Israel has surpassed itself with the level of wanton destruction and indiscriminate killing of civilians
Osama Al-Sharif
The second fact has to do with Netanyahu himself. He is an egotistical, self-serving, cunning and cynical leader who, over 30 years, has managed to sabotage the Oslo Accords, neutralize the Israeli left, nurture the Jewish settlers, empower the far right, weaken the Palestinian Authority and, finally, polarize and divide Israel over his controversial judicial overhaul that would turn the country into an authoritarian entity.
He is now trying to use this war to salvage his political career. This is dangerous. He is dragging an unsuspecting Biden administration into a regional war that also aims to bring Hezbollah and Iran into the fight. Provoking Hezbollah, as Israel has been doing in the past few days, will unsettle the entire region and open hell’s gates. The US and other Western governments should pause and think before they issue statements backing Israel’s right to self-defense and the Palestinian “ambition” for self-determination.
A ground offensive against Gaza, as now appears to be likely, would have huge repercussions for the Palestinians, Israel and Egypt — and beyond. The US should revisit the lessons of Vietnam, Iraq and Afghanistan before it rushes into a conflict it has already helped prolong. The region is in a mess because of Israeli policies and the US’ inability to realize that its allies in the region are waking up to a new geopolitical reality. This latest crisis is part of the labor pains of a new multipolar world order announcing its imminent birth.

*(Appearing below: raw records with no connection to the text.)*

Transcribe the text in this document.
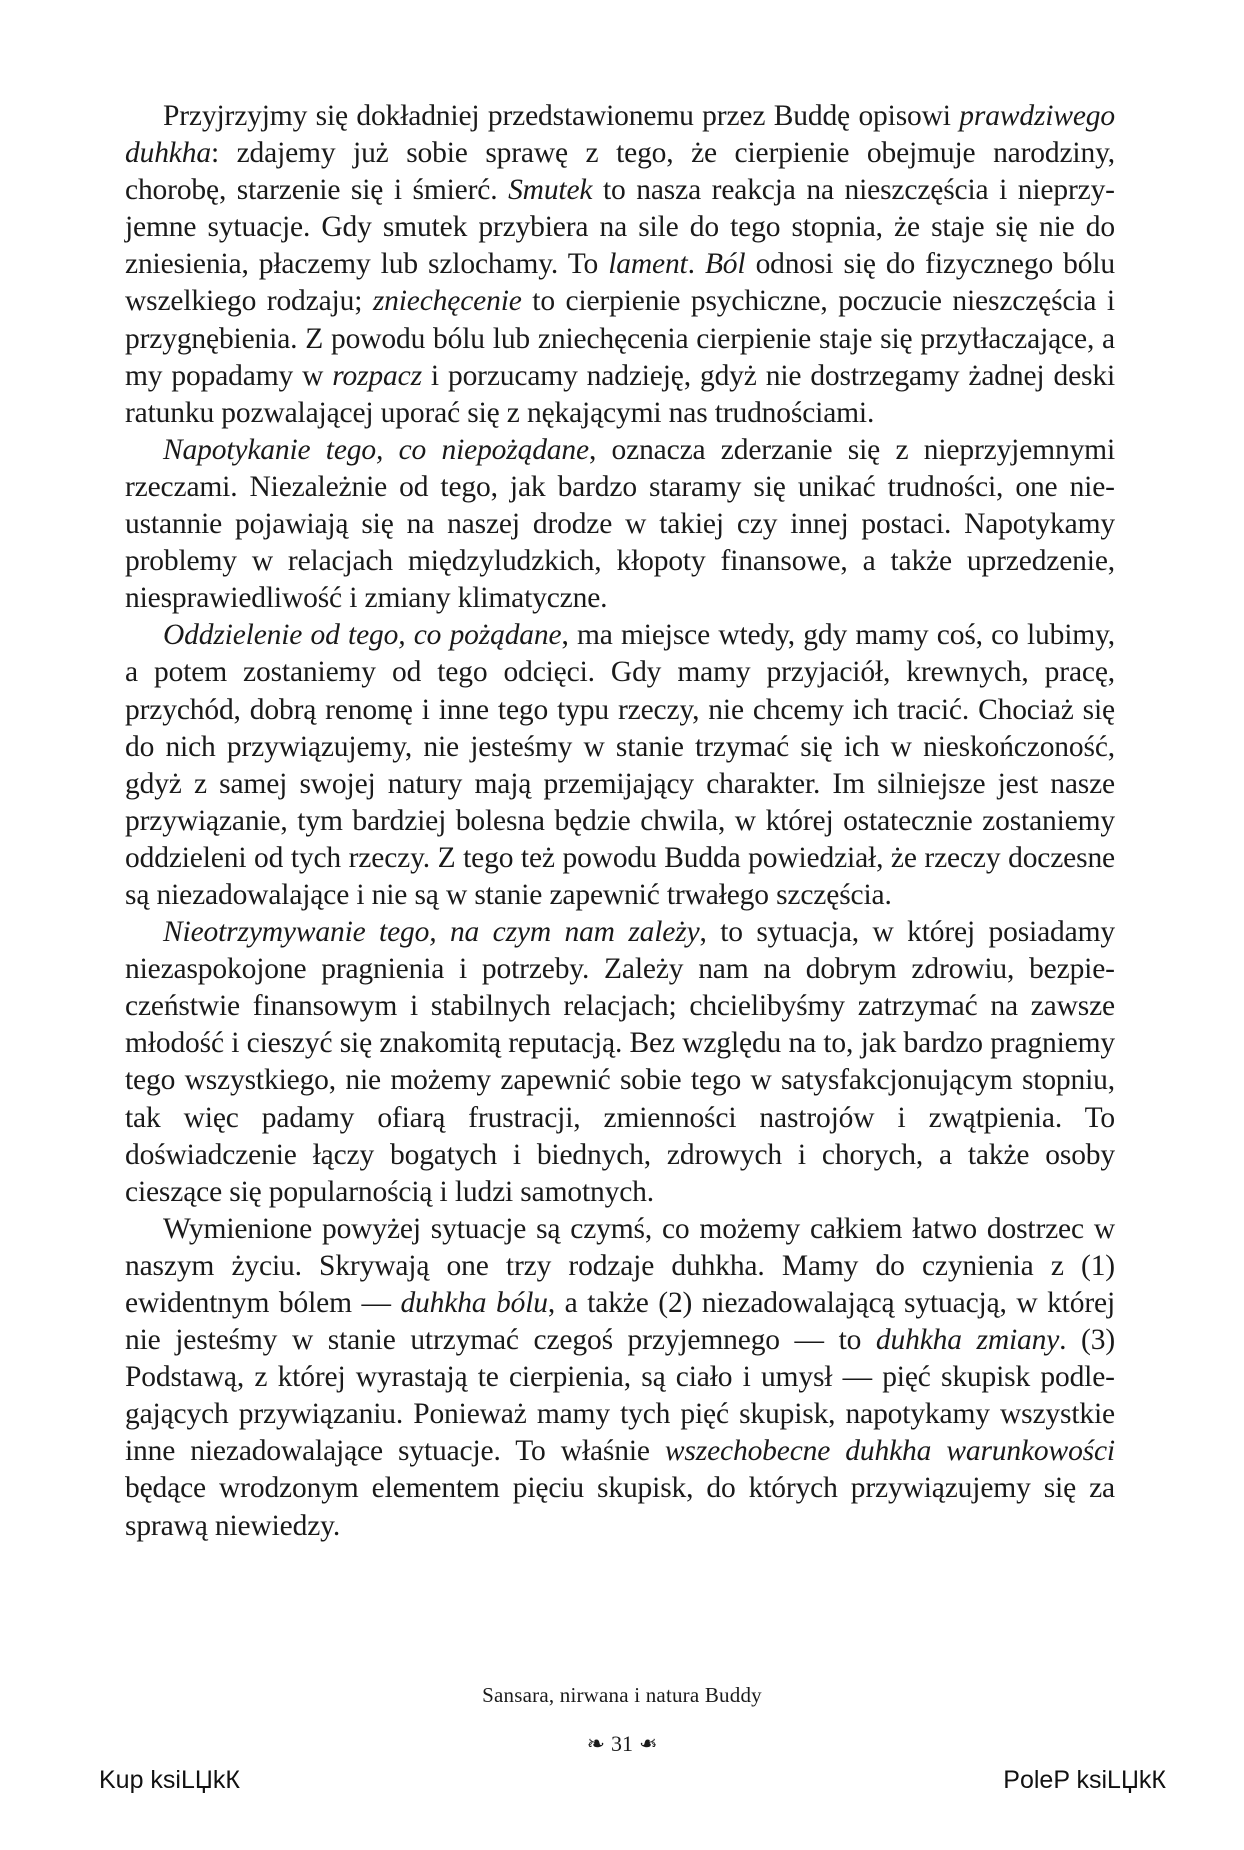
Przyjrzyjmy się dokładniej przedstawionemu przez Buddę opisowi prawdziwego duhkha: zdajemy już sobie sprawę z tego, że cierpienie obejmuje narodziny, chorobę, starzenie się i śmierć. Smutek to nasza reakcja na nieszczęścia i nieprzyjemne sytuacje. Gdy smutek przybiera na sile do tego stopnia, że staje się nie do zniesienia, płaczemy lub szlochamy. To lament. Ból odnosi się do fizycznego bólu wszelkiego rodzaju; zniechęcenie to cierpienie psychiczne, poczucie nieszczęścia i przygnębienia. Z powodu bólu lub zniechęcenia cierpienie staje się przytłaczające, a my popadamy w rozpacz i porzucamy nadzieję, gdyż nie dostrzegamy żadnej deski ratunku pozwalającej uporać się z nękającymi nas trudnościami.

Napotykanie tego, co niepożądane, oznacza zderzanie się z nieprzyjemnymi rzeczami. Niezależnie od tego, jak bardzo staramy się unikać trudności, one nieustannie pojawiają się na naszej drodze w takiej czy innej postaci. Napotykamy problemy w relacjach międzyludzkich, kłopoty finansowe, a także uprzedzenie, niesprawiedliwość i zmiany klimatyczne.

Oddzielenie od tego, co pożądane, ma miejsce wtedy, gdy mamy coś, co lubimy, a potem zostaniemy od tego odcięci. Gdy mamy przyjaciół, krewnych, pracę, przychód, dobrą renomę i inne tego typu rzeczy, nie chcemy ich tracić. Chociaż się do nich przywiązujemy, nie jesteśmy w stanie trzymać się ich w nieskończoność, gdyż z samej swojej natury mają przemijający charakter. Im silniejsze jest nasze przywiązanie, tym bardziej bolesna będzie chwila, w której ostatecznie zostaniemy oddzieleni od tych rzeczy. Z tego też powodu Budda powiedział, że rzeczy doczesne są niezadowalające i nie są w stanie zapewnić trwałego szczęścia.

Nieotrzymywanie tego, na czym nam zależy, to sytuacja, w której posiadamy niezaspokojone pragnienia i potrzeby. Zależy nam na dobrym zdrowiu, bezpieczeństwie finansowym i stabilnych relacjach; chcielibyśmy zatrzymać na zawsze młodość i cieszyć się znakomitą reputacją. Bez względu na to, jak bardzo pragniemy tego wszystkiego, nie możemy zapewnić sobie tego w satysfakcjonującym stopniu, tak więc padamy ofiarą frustracji, zmienności nastrojów i zwątpienia. To doświadczenie łączy bogatych i biednych, zdrowych i chorych, a także osoby cieszące się popularnością i ludzi samotnych.

Wymienione powyżej sytuacje są czymś, co możemy całkiem łatwo dostrzec w naszym życiu. Skrywają one trzy rodzaje duhkha. Mamy do czynienia z (1) ewidentnym bólem — duhkha bólu, a także (2) niezadowalającą sytuacją, w której nie jesteśmy w stanie utrzymać czegoś przyjemnego — to duhkha zmiany. (3) Podstawą, z której wyrastają te cierpienia, są ciało i umysł — pięć skupisk podlegających przywiązaniu. Ponieważ mamy tych pięć skupisk, napotykamy wszystkie inne niezadowalające sytuacje. To właśnie wszechobecne duhkha warunkowości będące wrodzonym elementem pięciu skupisk, do których przywiązujemy się za sprawą niewiedzy.

Sansara, nirwana i natura Buddy
❧ 31 ❧
Kup ksiLЏkК	PoleP ksiLЏkК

And finally, the Western governments that rushed to show solidarity with Israel should look in the mirror. Netanyahu and his far-right government have hijacked Israel and turned it into a de facto apartheid state that openly practices ethnic cleansing, racism and collective punishment, oppresses Palestinians, kills and detains children and is now committing genocide.
When Israeli Defense Minister Yoav Gallant ordered a “complete siege” of Gaza — meaning no water, no food and no electricity should get in — and added that “we are fighting human animals and we act accordingly,” not one Western politician came out to condemn his racist comments or the fact he had admitted to committing a war crime. If Vladimir Putin said this or bombed entire neighborhoods of Kyiv, the entire West would rise up in protest and condemnation. The hypocrisy and double standards are disgusting, and public opinion in the West is shifting.
Israel may win this round, but it will also lose big time. The massacres it is committing in Gaza will haunt the world for many years. Hamas is not an elected entity that controls the lives of more than 2 million civilians. Those civilians had nothing to do with Saturday’s attack. Punishing them in this way is a war crime, no matter the motives.
The US should be careful about its next move concerning this war. While morality has nothing to do with US foreign policy, it should at least think of its own interests if Netanyahu succeeds in dragging it into yet another genocidal war in the Middle East.